I wondered how that may relate to the greats in the game of Basketball too. Hypersensitivity is defined as one’s reaction to an irregular response but what I think Phelps was really hinting at was his ability to feel and focus on his end goal to a higher degree. I think of athletes like Jordan and Bo Jackson (my personal favorite athlete of all time) and there is definitely something to this hypersensitivity and I think it relates to an athletes innate ability to make the right play at the right time and on a more consistent basis.
This is also attributed to the athlete’s attention to detail, when coupled with a hypersensitivity fundamentals become easy to repeat and allow for the athlete to focus more on making the play at hand. If we start to think about most respected greats across professional sports and high level competition in general, those that are the superstars are typically those that can read and react to unforeseen circumstances. The ability to be hypersensitive to their environment allows for this freedom of movement to adapt and ultimately let their athleticism show. Some of Michael Jordan’s greatest highlights were purely reactionary like his double clutch fake dunk, finish with the lefty layyyyyy!
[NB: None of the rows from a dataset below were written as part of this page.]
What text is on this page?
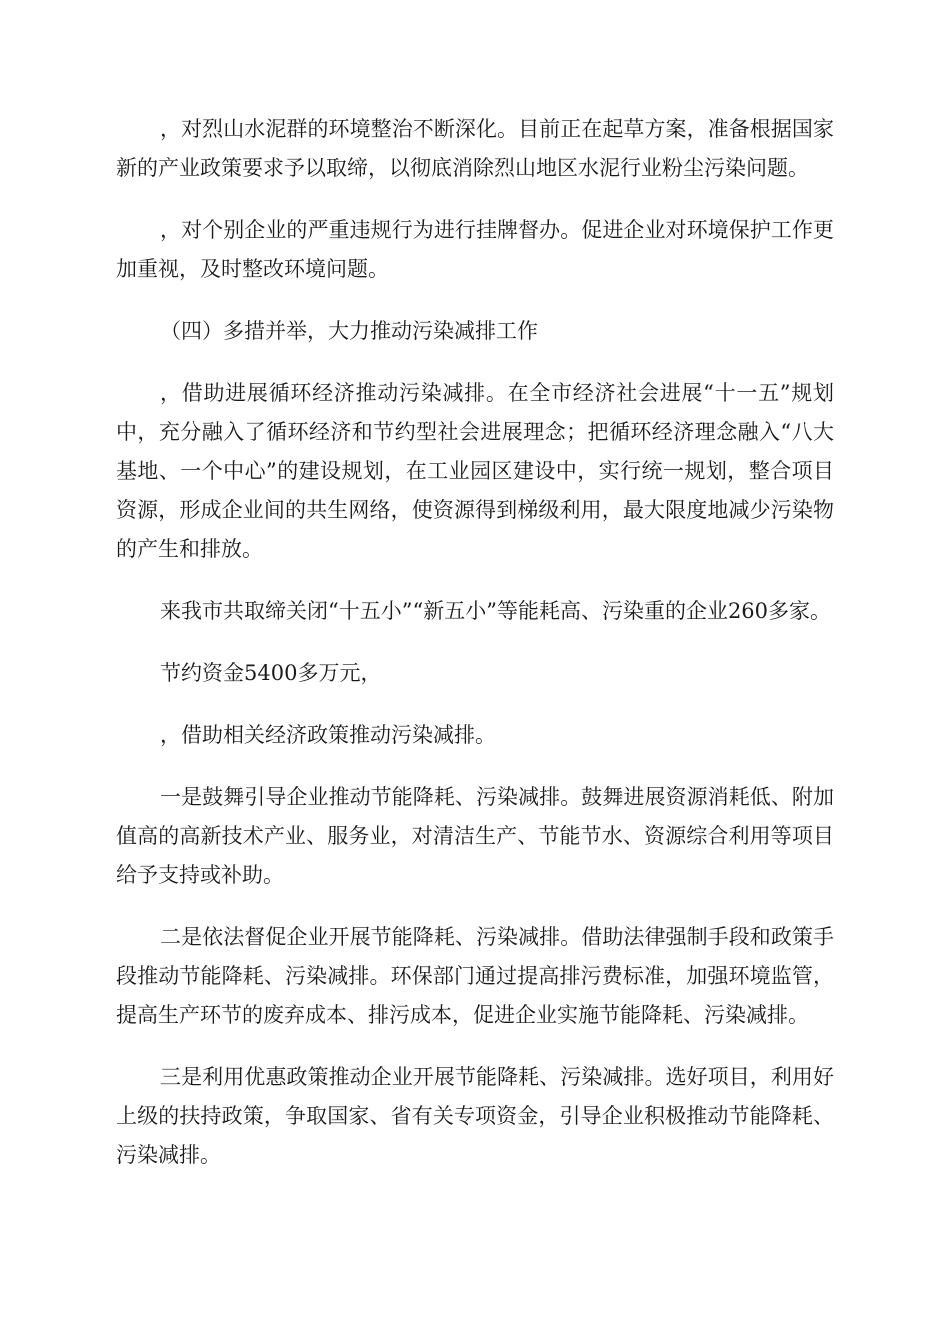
，对烈山水泥群的环境整治不断深化。目前正在起草方案，准备根据国家新的产业政策要求予以取缔，以彻底消除烈山地区水泥行业粉尘污染问题。

，对个别企业的严重违规行为进行挂牌督办。促进企业对环境保护工作更加重视，及时整改环境问题。

（四）多措并举，大力推动污染减排工作

，借助进展循环经济推动污染减排。在全市经济社会进展“十一五”规划中，充分融入了循环经济和节约型社会进展理念；把循环经济理念融入“八大基地、一个中心”的建设规划，在工业园区建设中，实行统一规划，整合项目资源，形成企业间的共生网络，使资源得到梯级利用，最大限度地减少污染物的产生和排放。

来我市共取缔关闭“十五小”“新五小”等能耗高、污染重的企业260多家。

节约资金5400多万元，

，借助相关经济政策推动污染减排。

一是鼓舞引导企业推动节能降耗、污染减排。鼓舞进展资源消耗低、附加值高的高新技术产业、服务业，对清洁生产、节能节水、资源综合利用等项目给予支持或补助。

二是依法督促企业开展节能降耗、污染减排。借助法律强制手段和政策手段推动节能降耗、污染减排。环保部门通过提高排污费标准，加强环境监管，提高生产环节的废弃成本、排污成本，促进企业实施节能降耗、污染减排。

三是利用优惠政策推动企业开展节能降耗、污染减排。选好项目，利用好上级的扶持政策，争取国家、省有关专项资金，引导企业积极推动节能降耗、污染减排。
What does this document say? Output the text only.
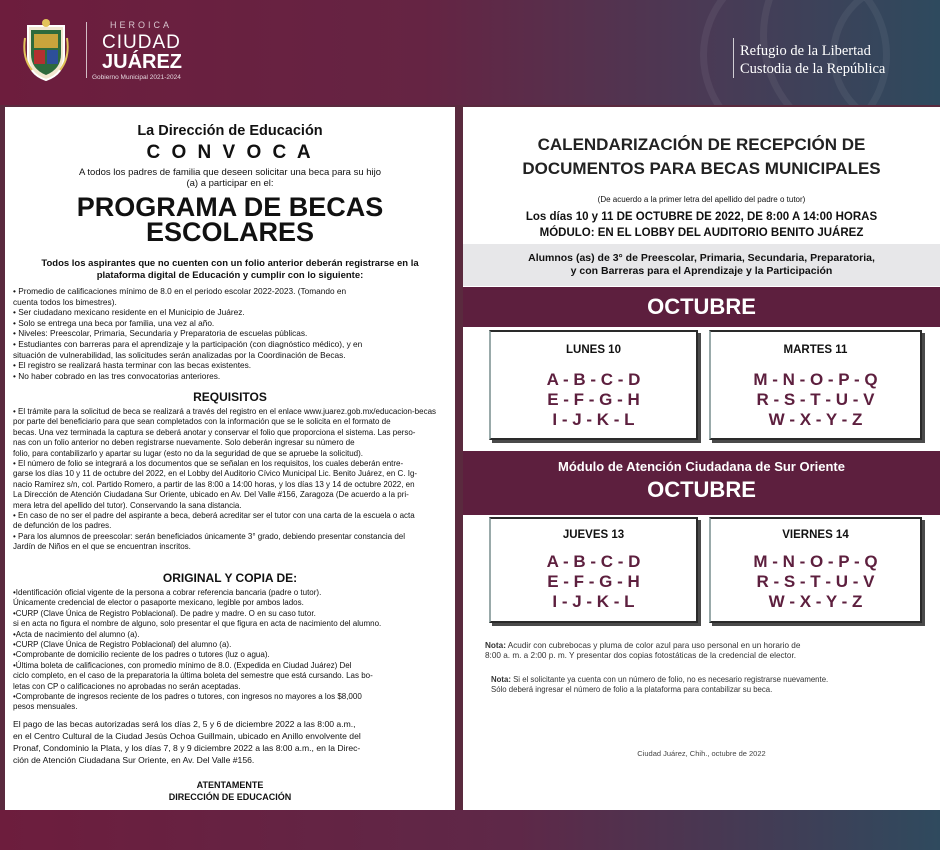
HEROICA
CIUDAD
JUÁREZ
Gobierno Municipal 2021-2024
Refugio de la Libertad
Custodia de la República
La Dirección de Educación
C O N V O C A
A todos los padres de familia que deseen solicitar una beca para su hijo
(a) a participar en el:
PROGRAMA DE BECAS
ESCOLARES
Todos los aspirantes que no cuenten con un folio anterior deberán registrarse en la
plataforma digital de Educación y cumplir con lo siguiente:
• Promedio de calificaciones mínimo de 8.0 en el periodo escolar 2022-2023. (Tomando en
cuenta todos los bimestres).
• Ser ciudadano mexicano residente en el Municipio de Juárez.
• Solo se entrega una beca por familia, una vez al año.
• Niveles: Preescolar, Primaria, Secundaria y Preparatoria de escuelas públicas.
• Estudiantes con barreras para el aprendizaje y la participación (con diagnóstico médico), y en
situación de vulnerabilidad, las solicitudes serán analizadas por la Coordinación de Becas.
• El registro se realizará hasta terminar con las becas existentes.
• No haber cobrado en las tres convocatorias anteriores.
REQUISITOS
• El trámite para la solicitud de beca se realizará a través del registro en el enlace www.juarez.gob.mx/educacion-becas
por parte del beneficiario para que sean completados con la información que se le solicita en el formato de
becas. Una vez terminada la captura se deberá anotar y conservar el folio que proporciona el sistema. Las perso-
nas con un folio anterior no deben registrarse nuevamente. Solo deberán ingresar su número de
folio, para contabilizarlo y apartar su lugar (esto no da la seguridad de que se apruebe la solicitud).
• El número de folio se integrará a los documentos que se señalan en los requisitos, los cuales deberán entre-
garse los días 10 y 11 de octubre del 2022, en el Lobby del Auditorio Cívico Municipal Lic. Benito Juárez, en C. Ig-
nacio Ramírez s/n, col. Partido Romero, a partir de las 8:00 a 14:00 horas, y los días 13 y 14 de octubre 2022, en
La Dirección de Atención Ciudadana Sur Oriente, ubicado en Av. Del Valle #156, Zaragoza (De acuerdo a la pri-
mera letra del apellido del tutor). Conservando la sana distancia.
• En caso de no ser el padre del aspirante a beca, deberá acreditar ser el tutor con una carta de la escuela o acta
de defunción de los padres.
• Para los alumnos de preescolar: serán beneficiados únicamente 3° grado, debiendo presentar constancia del
Jardín de Niños en el que se encuentran inscritos.
ORIGINAL Y COPIA DE:
•Identificación oficial vigente de la persona a cobrar referencia bancaria (padre o tutor).
Únicamente credencial de elector o pasaporte mexicano, legible por ambos lados.
•CURP (Clave Única de Registro Poblacional). De padre y madre. O en su caso tutor.
si en acta no figura el nombre de alguno, solo presentar el que figura en acta de nacimiento del alumno.
•Acta de nacimiento del alumno (a).
•CURP (Clave Única de Registro Poblacional) del alumno (a).
•Comprobante de domicilio reciente de los padres o tutores (luz o agua).
•Última boleta de calificaciones, con promedio mínimo de 8.0. (Expedida en Ciudad Juárez) Del
ciclo completo, en el caso de la preparatoria la última boleta del semestre que está cursando. Las bo-
letas con CP o calificaciones no aprobadas no serán aceptadas.
•Comprobante de ingresos reciente de los padres o tutores, con ingresos no mayores a los $8,000
pesos mensuales.
El pago de las becas autorizadas será los días 2, 5 y 6 de diciembre 2022 a las 8:00 a.m.,
en el Centro Cultural de la Ciudad Jesús Ochoa Guillmain, ubicado en Anillo envolvente del
Pronaf, Condominio la Plata, y los días 7, 8 y 9 diciembre 2022 a las 8:00 a.m., en la Direc-
ción de Atención Ciudadana Sur Oriente, en Av. Del Valle #156.
ATENTAMENTE
DIRECCIÓN DE EDUCACIÓN
CALENDARIZACIÓN DE RECEPCIÓN DE
DOCUMENTOS PARA BECAS MUNICIPALES
(De acuerdo a la primer letra del apellido del padre o tutor)
Los días 10 y 11 DE OCTUBRE DE 2022, DE 8:00 A 14:00 HORAS
MÓDULO: EN EL LOBBY DEL AUDITORIO BENITO JUÁREZ
Alumnos (as) de 3° de Preescolar, Primaria, Secundaria, Preparatoria,
y con Barreras para el Aprendizaje y la Participación
OCTUBRE
LUNES 10
A - B - C - D
E - F - G - H
I - J - K - L
MARTES 11
M - N - O - P - Q
R - S - T - U - V
W - X - Y - Z
Módulo de Atención Ciudadana de Sur Oriente
OCTUBRE
JUEVES 13
A - B - C - D
E - F - G - H
I - J - K - L
VIERNES 14
M - N - O - P - Q
R - S - T - U - V
W - X - Y - Z
Nota: Acudir con cubrebocas y pluma de color azul para uso personal en un horario de
8:00 a. m. a 2:00 p. m. Y presentar dos copias fotostáticas de la credencial de elector.
Nota: Si el solicitante ya cuenta con un número de folio, no es necesario registrarse nuevamente.
Sólo deberá ingresar el número de folio a la plataforma para contabilizar su beca.
Ciudad Juárez, Chih., octubre de 2022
There have been many studies consisting of different VRT scenarios and hand eye coordination tests to try and determine if reaction times in elite athletes differ from everyone else but data always seems to be foggy on the grounds that there is too much variability from gender to gender and across age demographics. It is my opinion that it does play a role to a degree but is hard to compute because of what it means to be “hypersensitive” in each respected sport. For example, two very respected and well known athletes like Michael Jordan and Michael Phelps both had very different types of feels that allowed them to be hypersensitive and react to almost anything in the midst of competition. For Jordan, his innate ability to feel the help defense rotation and understand where the weakness on the floor is also what made him great in addition to his scoring. Phelps on the other hand was more hypersensitive to his environment and technique then anything else. He would actually know his times for the most part without even counting based on the swim strokes he took that race which I found absolutely incredible. This is a testament to his attention to detail and nothing else.